Air adalah hal yang krusial dalam kehidupan manusia. Air menjadi sumber kehidupan dan kebutuhan dasar bagi kehidupan. Kebutuhan dasar tersebut harus dipenuhi dengan sistem penyediaan air minum yang berkualitas dan sehat serta terintegrasi kepada sektor sanitasi. Apabila kebutuhan ini terpenuhi maka manusia dapat hidup sehat dan produktif.
Minggu, tanggal 25 Mei 2023 Ruang Solidaritas Joli Jolan bersama USAID IUWASH Tangguh mengadakan kegiatan susur kampung dan workshop menulis dengan tema “Mengenal akses air minum dan sanitasi warga surakarta”. Kegiatan susur kampung ini dilaksanakan di kampung Gilingan, Banjarsari, sebuah area perkampungan padat penduduk yang berada di bantaran kali Anyar, anak sungai Bengawan Solo.



Menurut informasi yang kami terima dari pemaparan ketua RT dan warga setempat, ternyata kebutuhan air bersih yang layak masih sangat dibutuhkan di kawasan tersebut. Dari sekitar 90 rumah untuk 1 kawasan RT, hanya terdapat 7 rumah yang memiliki sumur dan 2 titik fasilitas MCK umum/bersama. Dari 7 rumah tersebut, tidak semua kebutuhan air minum warga diambil dari air sumur karena kualitas air terindikasi tercemar. Bau air yang kadang tidak sedap dan rasa air yang tidak layak minum menjadi alasan yang kuat untuk tidak mengonsumsi air tersebut. Akhirnya warga pun memilih untuk membeli air isi ulang untuk memenuhi kebutuhan minum warga.
Kualitas air yang kurang baik di kawasan kampung tersebut berbanding lurus dengan kondisi kesehatan warga, baik dewasa maupun anak-anak. Salah satu yang cukup kentara adalah beberapa kasus stunting di kampung Gilingan. Hal ini tentunya menjadi masalah yang cukup serius, mengingat kawasan ini berada di lingkungan kota Surakarta yang secara administratif memiliki akses kesehatan yang memadai.
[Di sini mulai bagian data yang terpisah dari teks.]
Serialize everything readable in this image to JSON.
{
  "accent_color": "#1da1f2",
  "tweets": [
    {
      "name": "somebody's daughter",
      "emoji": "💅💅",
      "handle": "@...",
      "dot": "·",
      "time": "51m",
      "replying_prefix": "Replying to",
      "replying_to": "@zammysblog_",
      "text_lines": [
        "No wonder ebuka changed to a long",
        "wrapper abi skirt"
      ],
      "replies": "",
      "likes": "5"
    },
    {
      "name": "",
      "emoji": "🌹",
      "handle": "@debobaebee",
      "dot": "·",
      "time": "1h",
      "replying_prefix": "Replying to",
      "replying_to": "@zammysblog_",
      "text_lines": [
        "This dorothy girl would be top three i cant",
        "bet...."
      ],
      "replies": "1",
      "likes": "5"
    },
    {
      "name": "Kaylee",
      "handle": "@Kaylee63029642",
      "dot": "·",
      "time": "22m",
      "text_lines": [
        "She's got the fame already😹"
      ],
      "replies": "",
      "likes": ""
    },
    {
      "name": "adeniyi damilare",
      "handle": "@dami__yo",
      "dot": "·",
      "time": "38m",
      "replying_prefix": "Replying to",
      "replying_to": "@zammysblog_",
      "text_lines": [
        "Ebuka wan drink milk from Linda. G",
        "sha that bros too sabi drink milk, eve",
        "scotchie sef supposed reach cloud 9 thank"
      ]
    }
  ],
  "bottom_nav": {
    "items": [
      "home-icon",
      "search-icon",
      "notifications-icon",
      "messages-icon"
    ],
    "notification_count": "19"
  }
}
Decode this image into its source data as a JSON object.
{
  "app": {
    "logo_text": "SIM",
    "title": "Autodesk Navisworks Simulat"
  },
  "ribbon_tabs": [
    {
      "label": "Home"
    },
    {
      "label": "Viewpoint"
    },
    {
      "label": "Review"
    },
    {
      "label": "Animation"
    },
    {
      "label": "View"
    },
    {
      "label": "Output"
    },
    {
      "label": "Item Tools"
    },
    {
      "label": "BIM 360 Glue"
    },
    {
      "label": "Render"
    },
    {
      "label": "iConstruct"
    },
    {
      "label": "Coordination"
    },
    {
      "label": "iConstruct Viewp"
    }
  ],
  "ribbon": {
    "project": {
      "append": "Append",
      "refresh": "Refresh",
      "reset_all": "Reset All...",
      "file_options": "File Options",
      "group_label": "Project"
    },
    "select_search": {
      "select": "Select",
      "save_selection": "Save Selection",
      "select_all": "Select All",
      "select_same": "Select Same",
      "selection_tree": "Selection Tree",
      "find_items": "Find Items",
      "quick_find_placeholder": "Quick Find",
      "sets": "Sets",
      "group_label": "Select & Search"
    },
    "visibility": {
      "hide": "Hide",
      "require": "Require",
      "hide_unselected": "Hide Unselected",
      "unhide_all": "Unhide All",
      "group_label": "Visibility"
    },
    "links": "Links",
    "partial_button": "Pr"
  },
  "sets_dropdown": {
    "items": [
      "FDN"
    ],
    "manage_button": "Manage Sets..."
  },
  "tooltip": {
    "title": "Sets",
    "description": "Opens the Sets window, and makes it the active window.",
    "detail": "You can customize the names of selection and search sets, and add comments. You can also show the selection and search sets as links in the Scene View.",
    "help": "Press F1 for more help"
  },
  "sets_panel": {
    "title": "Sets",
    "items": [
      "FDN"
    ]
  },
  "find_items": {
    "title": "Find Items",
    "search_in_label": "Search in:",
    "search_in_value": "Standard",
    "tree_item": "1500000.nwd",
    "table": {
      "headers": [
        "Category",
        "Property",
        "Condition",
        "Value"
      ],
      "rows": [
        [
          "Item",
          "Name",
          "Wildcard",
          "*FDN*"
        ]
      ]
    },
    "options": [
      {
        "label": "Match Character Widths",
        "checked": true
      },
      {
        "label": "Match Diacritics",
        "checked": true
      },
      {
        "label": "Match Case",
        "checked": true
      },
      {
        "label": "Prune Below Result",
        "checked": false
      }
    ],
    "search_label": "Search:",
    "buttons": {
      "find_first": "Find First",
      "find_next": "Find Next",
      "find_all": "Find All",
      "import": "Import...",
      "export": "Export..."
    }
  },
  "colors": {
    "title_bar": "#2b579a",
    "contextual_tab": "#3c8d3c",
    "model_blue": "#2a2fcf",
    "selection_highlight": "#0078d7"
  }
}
Warga sangat berharap adanya akses air dan sanitasi layak yang merata bagi seluruh warga. Apalagi lokasi tersebut tidak jauh dari pusat kota Surakarta. Akan sangat miris apabila masih menemukan ketimpangan-ketimpangan kebutuhan dasar seperti itu.
Bisa jadi hal ini bukan sepenuhnya tanggung jawab pemerintah kota setempat, melainkan menjadi tugas kita bersama sebagai manusia. Minimal dengan terus-menerus memberikan kesadaran tentang pentingnya kebutuhan dan akses air serta sanitasi yang layak. Menyadari bahwa masih ada wilayah-wilayah yang “belum” terlihat oleh para pemangku kepentingan.